3 million Britons struggling with driver’s license delays since COVID-19 lockdown: MPs

Three million people who have applied for their driver’s license have experienced delays since the COVID-19 lockdown began, costing them some of their jobs and incomes, a parliamentary committee reveals. I was.

In its latest report released Friday, the House Accounts Committee (PAC) criticized the Drivers Licensing Agency (DVLA) for failing to maintain essential services during the pandemic.

Since April 2020, 3 million people have experienced delays and about 60 million calls went unanswered, the report said.

The Department of Transportation (DfT) has been accused of taking a “no-interference approach” and failing to ensure that the DVLA is using the latest working practices and the latest technology.

Labor MP Dame Meg Hillier, chair of the committee, said: many.

“Some of the DVLA’s operations are outdated, lacking a comprehensive strategy for modernization, and PAC is not confident they are prepared for the next crisis.

“When that happens, the most vulnerable customers are the most vulnerable customers whose driving is their lifeblood.

‘Serious impact’

According to the commission’s report, the DVLA’s delay in processing applications has had a “serious impact” on some people, particularly those with medical conditions that require the DVLA to determine their fitness to drive.

The report states: Others struggled to get car insurance, rented a car, or weren’t able to drive abroad.

“Some DVLA customers experienced isolation and deteriorating mental health as they were unable to lead normal daily lives without a valid driver’s license.”
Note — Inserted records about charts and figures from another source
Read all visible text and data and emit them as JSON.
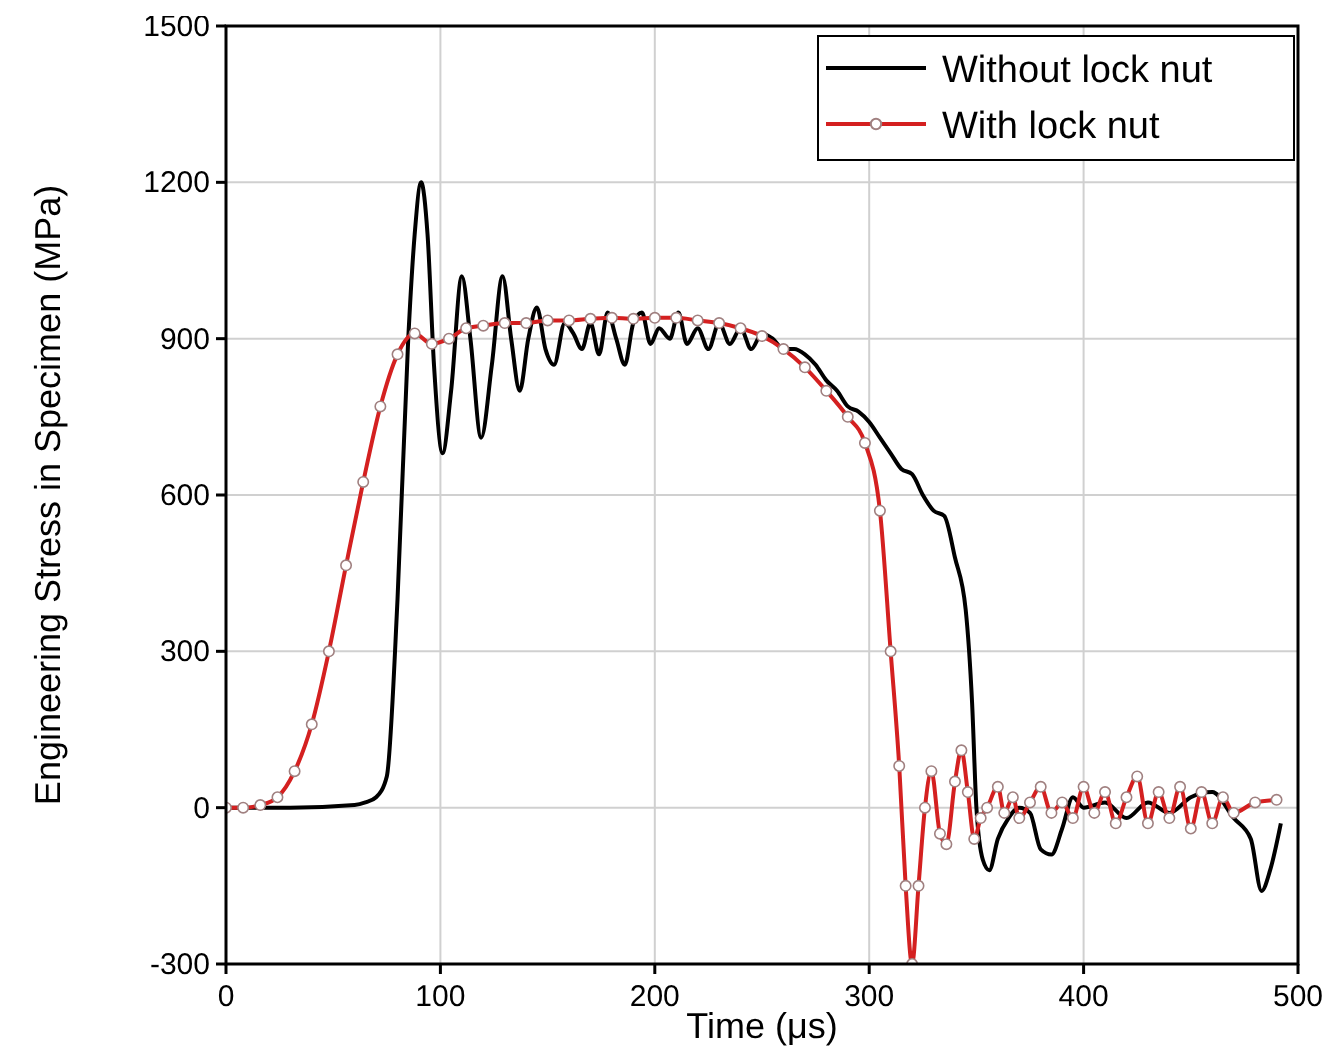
{
  "chart_data": {
    "type": "line",
    "xlabel": "Time (μs)",
    "ylabel": "Engineering Stress in Specimen (MPa)",
    "xlim": [
      0,
      500
    ],
    "ylim": [
      -300,
      1500
    ],
    "xticks": [
      0,
      100,
      200,
      300,
      400,
      500
    ],
    "yticks": [
      -300,
      0,
      300,
      600,
      900,
      1200,
      1500
    ],
    "grid": true,
    "legend": "top right",
    "series": [
      {
        "name": "Without lock nut",
        "color": "#000000",
        "marker": "none",
        "x": [
          0,
          30,
          60,
          65,
          70,
          75,
          80,
          85,
          88,
          91,
          94,
          97,
          101,
          105,
          110,
          114,
          119,
          124,
          129,
          133,
          137,
          141,
          145,
          149,
          153,
          158,
          162,
          166,
          170,
          174,
          178,
          182,
          186,
          190,
          194,
          198,
          202,
          207,
          211,
          215,
          220,
          225,
          230,
          235,
          240,
          245,
          250,
          255,
          260,
          265,
          270,
          275,
          280,
          285,
          290,
          295,
          300,
          305,
          310,
          315,
          320,
          325,
          330,
          335,
          340,
          345,
          348,
          350,
          353,
          356,
          360,
          365,
          370,
          375,
          380,
          385,
          390,
          395,
          400,
          410,
          420,
          430,
          440,
          450,
          460,
          470,
          478,
          483,
          487,
          492
        ],
        "values": [
          0,
          0,
          5,
          10,
          20,
          60,
          400,
          900,
          1100,
          1200,
          1100,
          850,
          680,
          800,
          1020,
          900,
          710,
          850,
          1020,
          900,
          800,
          900,
          960,
          880,
          850,
          930,
          910,
          880,
          930,
          870,
          950,
          900,
          850,
          930,
          950,
          890,
          920,
          900,
          950,
          890,
          920,
          880,
          930,
          890,
          920,
          880,
          910,
          900,
          880,
          880,
          870,
          850,
          820,
          800,
          770,
          760,
          740,
          710,
          680,
          650,
          640,
          600,
          570,
          560,
          480,
          380,
          200,
          0,
          -100,
          -120,
          -60,
          -20,
          0,
          -10,
          -80,
          -90,
          -40,
          20,
          0,
          10,
          -20,
          10,
          -10,
          20,
          30,
          -20,
          -60,
          -160,
          -120,
          -30
        ]
      },
      {
        "name": "With lock nut",
        "color": "#d42020",
        "marker": "circle",
        "x": [
          0,
          8,
          16,
          24,
          32,
          40,
          48,
          56,
          64,
          72,
          80,
          88,
          96,
          104,
          112,
          120,
          130,
          140,
          150,
          160,
          170,
          180,
          190,
          200,
          210,
          220,
          230,
          240,
          250,
          260,
          270,
          280,
          290,
          298,
          305,
          310,
          314,
          317,
          320,
          323,
          326,
          329,
          333,
          336,
          340,
          343,
          346,
          349,
          352,
          355,
          360,
          363,
          367,
          370,
          375,
          380,
          385,
          390,
          395,
          400,
          405,
          410,
          415,
          420,
          425,
          430,
          435,
          440,
          445,
          450,
          455,
          460,
          465,
          470,
          480,
          490
        ],
        "values": [
          0,
          0,
          5,
          20,
          70,
          160,
          300,
          465,
          625,
          770,
          870,
          910,
          890,
          900,
          920,
          925,
          930,
          930,
          935,
          935,
          938,
          940,
          938,
          940,
          940,
          935,
          930,
          920,
          905,
          880,
          845,
          800,
          750,
          700,
          570,
          300,
          80,
          -150,
          -300,
          -150,
          0,
          70,
          -50,
          -70,
          50,
          110,
          30,
          -60,
          -20,
          0,
          40,
          -10,
          20,
          -20,
          10,
          40,
          -10,
          10,
          -20,
          40,
          -10,
          30,
          -30,
          20,
          60,
          -30,
          30,
          -20,
          40,
          -40,
          30,
          -30,
          20,
          -10,
          10,
          15
        ]
      }
    ]
  }
}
The commission said the DVLA needs to “set up better systems to identify and expedite the processing of driver’s license applications whose customers are most impacted by delays.”

ineffective communication

The commission also criticized the DVLA’s “ineffective” communications, making many customers feel as though their applications were not progressing.

Customers have had “extreme difficulty” contacting DVLA’s call center to inquire about the progress of their applications during the pandemic.
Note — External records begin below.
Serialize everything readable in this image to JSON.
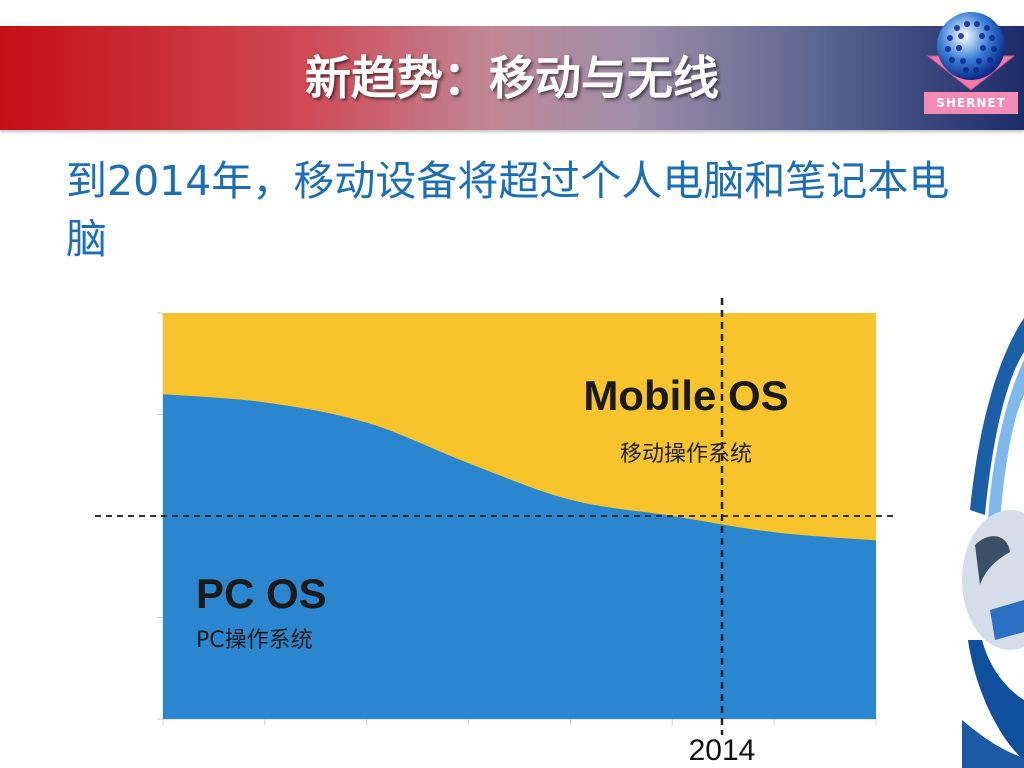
{
  "slide": {
    "title": "新趋势：移动与无线",
    "logo_text": "SHERNET",
    "subtitle": "到2014年，移动设备将超过个人电脑和笔记本电脑",
    "brand_colors": {
      "title_red": "#c40f16",
      "title_navy": "#1c2c6a",
      "subtitle_blue": "#1c6fb5"
    }
  },
  "chart_data": {
    "type": "area",
    "title": "",
    "stacked": true,
    "x_tick_labels": [
      "2014"
    ],
    "x_marker": "2014",
    "series": [
      {
        "name": "PC OS",
        "sublabel": "PC操作系统",
        "color": "#2a87cf",
        "values": [
          80,
          78,
          73,
          63,
          54,
          50,
          46,
          44
        ]
      },
      {
        "name": "Mobile OS",
        "sublabel": "移动操作系统",
        "color": "#f7c42c",
        "values": [
          20,
          22,
          27,
          37,
          46,
          50,
          54,
          56
        ]
      }
    ],
    "ylim": [
      0,
      100
    ],
    "reference_line": 50,
    "grid": false
  }
}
According to the report, between April 2020 and March 2022, about 60 million driver license calls to the DVLA went unanswered, 94% of the total received.

The number of calls to DVLA answered more than halved from over 4 million in 2019-2020 alone to 3.4 million in the two years from April 2020 to March 2022 .

Decisions about medical conditions

The MP specifically criticized the DVLA’s ability to process claims from customers who notified them of relevant medical conditions.

The agency’s system for processing such applications is “slow, inefficient and in need of significant improvement,” the report said.

“The processing time for applications involving the DVLA making medical decisions is much longer than other applications, with many decisions taking more than a year,” the MP said.

The Commission recommended that the DfT should complete its strategic review of the system by the end of 2024 at the latest.

The ministry said it needed to work with the Department of Health and Human Services, the National Health Service, and medical professional associations to “fundamentally improve the way DVLAs and medical professionals exchange information.”

“Return to normal”

The opposition Liberal Democrats said the “shocking delay” showed DVLA’s customers were “disappointed on an industrial scale”.

Wera Hobhouse, the party’s transportation spokesperson, said:

“The government and the DVLA need to stay on top and make sure people don’t have to go through these unacceptable delays.”

In response, a DVLA spokesperson said: All standard paper applications have returned to normal turnaround times by May 2022.

“Our online services have worked well during the pandemic, and for the vast majority of our customers, doing business with DVLA would have been fine. I received my driver’s license in a day.

“During the pandemic, we issued more than 24 million driver licenses, most of which were issued within three business days.”

A DfT spokesperson said:

“Not only have the ministers been closely monitoring DVLA progress, but they have also provided practical support during the pandemic, such as establishing workplace COVID testing in Swansea and facilitating additional office space in Birmingham. .

“We will continue to support DVLA’s investments in developing and promoting online services, as we did before and during the pandemic.”

PA Media contributed to this report.